Updating to hg38 is not an immediate goal, but I will add it to the request list (scroll down to see the post: https://github.com/galaxyproject/galaxy/issues/1470).
Thanks, Jen, Galaxy team
Hello, As someone who has been using hg38 as the reference, which advice do you have for me in order to see progress? Thanks.
The link I shared has a list of to-do items for data additions and now the MAF for hg38 is added in. You can follow progress there.
I should let you know that there is one other option - using MAF data from the history with the tool. This involves obtaining the hg38 MAF data from the UCSC Downloads area (found under Human, hg38, "Conservation") and loading the files into Galaxy. I do not know how large it is uncompressed, so it may or may not fit into the 250 GB account quota at http://usegalaxy.org unless you clear out (permanently delete) other work. But, it is a choice you could explore. I just testing this functionality out yesterday (for a different test) using just MAF data from a single chromosome and the MAF tools functioned without issue.
Do not attempt to extract this data from the UCSC Table Browser as the data is too large and will be truncated for most chromosomes. Locate the data in the UCSC Downloads area and load by URL or download locally then load using FTP.
This is where exactly to get it. The files you want are those named like chrNNN.maf.gz. Once in your history, use the tool Concatenated to create a single reference MAF dataset (and the per-chrom datasets perm deleted to recover space, after a successful data merge is confirmed).
This could all be done on a local/cloud Galaxy as well, given sufficient resources.
Best, Jen, Galaxy team
Thank you for your help and explaining in detail.
From the UCSC download link, I am trying to download the multiz100way alignments.

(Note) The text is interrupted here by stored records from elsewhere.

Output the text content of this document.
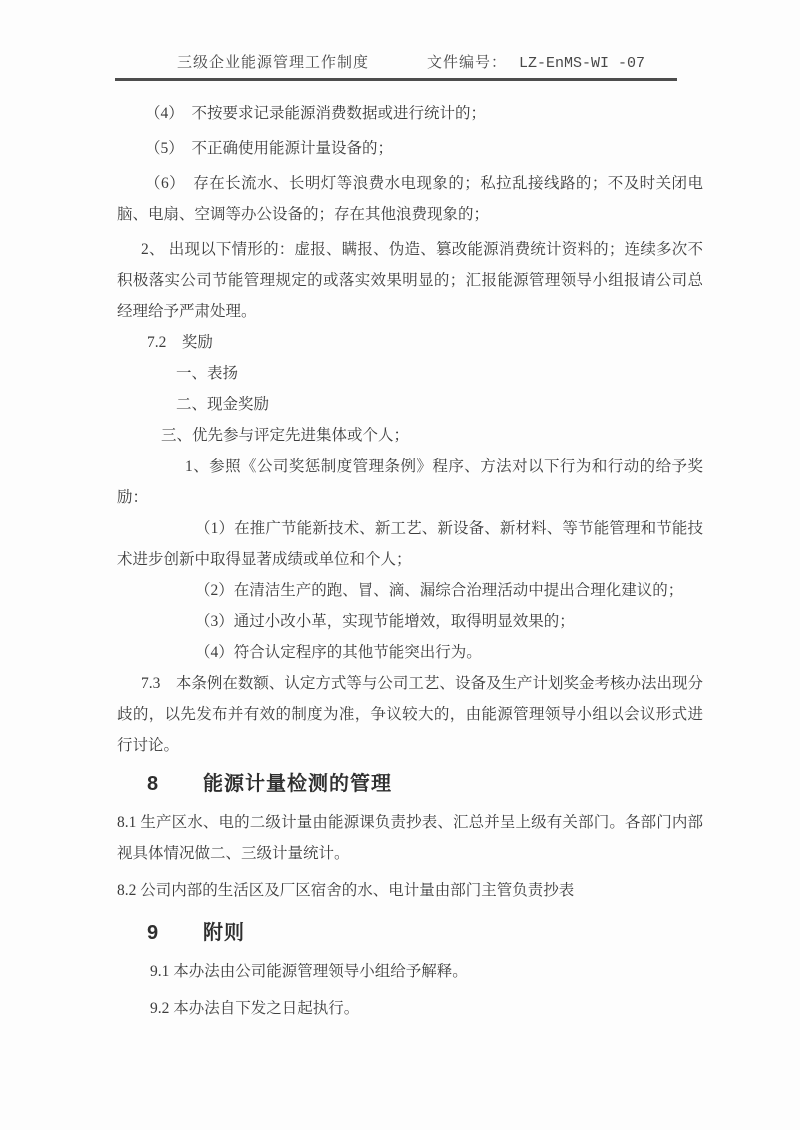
三级企业能源管理工作制度	文件编号： LZ-EnMS-WI -07

（4）　不按要求记录能源消费数据或进行统计的；

（5）　不正确使用能源计量设备的；

（6）　存在长流水、长明灯等浪费水电现象的；私拉乱接线路的；不及时关闭电脑、电扇、空调等办公设备的；存在其他浪费现象的；

2、 出现以下情形的：虚报、瞒报、伪造、篡改能源消费统计资料的；连续多次不积极落实公司节能管理规定的或落实效果明显的；汇报能源管理领导小组报请公司总经理给予严肃处理。

7.2　奖励

一、表扬

二、现金奖励

三、优先参与评定先进集体或个人；

1、参照《公司奖惩制度管理条例》程序、方法对以下行为和行动的给予奖励：

（1）在推广节能新技术、新工艺、新设备、新材料、等节能管理和节能技术进步创新中取得显著成绩或单位和个人；

（2）在清洁生产的跑、冒、滴、漏综合治理活动中提出合理化建议的；

（3）通过小改小革，实现节能增效，取得明显效果的；

（4）符合认定程序的其他节能突出行为。

7.3　本条例在数额、认定方式等与公司工艺、设备及生产计划奖金考核办法出现分歧的，以先发布并有效的制度为准，争议较大的，由能源管理领导小组以会议形式进行讨论。

8 能源计量检测的管理

8.1 生产区水、电的二级计量由能源课负责抄表、汇总并呈上级有关部门。各部门内部视具体情况做二、三级计量统计。

8.2 公司内部的生活区及厂区宿舍的水、电计量由部门主管负责抄表

9 附则

9.1 本办法由公司能源管理领导小组给予解释。

9.2 本办法自下发之日起执行。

In the "maf" folder, I can see several maf.gz files for all the chromosomes. Some of the them are like chr22.maf.gz and so on... and some of them are like chr22_GL383583v2_alt.maf.gz and chr22_KI270731v1_random.maf.gz. Please see the screenshot of files listed in the folder (attached below). There is nothing in README to explain what is in these files. Do I just need the chromosome files (chr22.maf.gz) or all the files (every file related to the chromosome)?
Your help is much appreciated.
Just use the primary MAFs unless your query bed dataset contains these additional chromosome variants. The data will only link if the chromosome name in your query is an exact match for the chromosome name in the MAF. Meaning, you could get all, but only those that are a match will be part of the analysis.
Example: for data coordinates based on chr22, use the chr22.maf.gz file.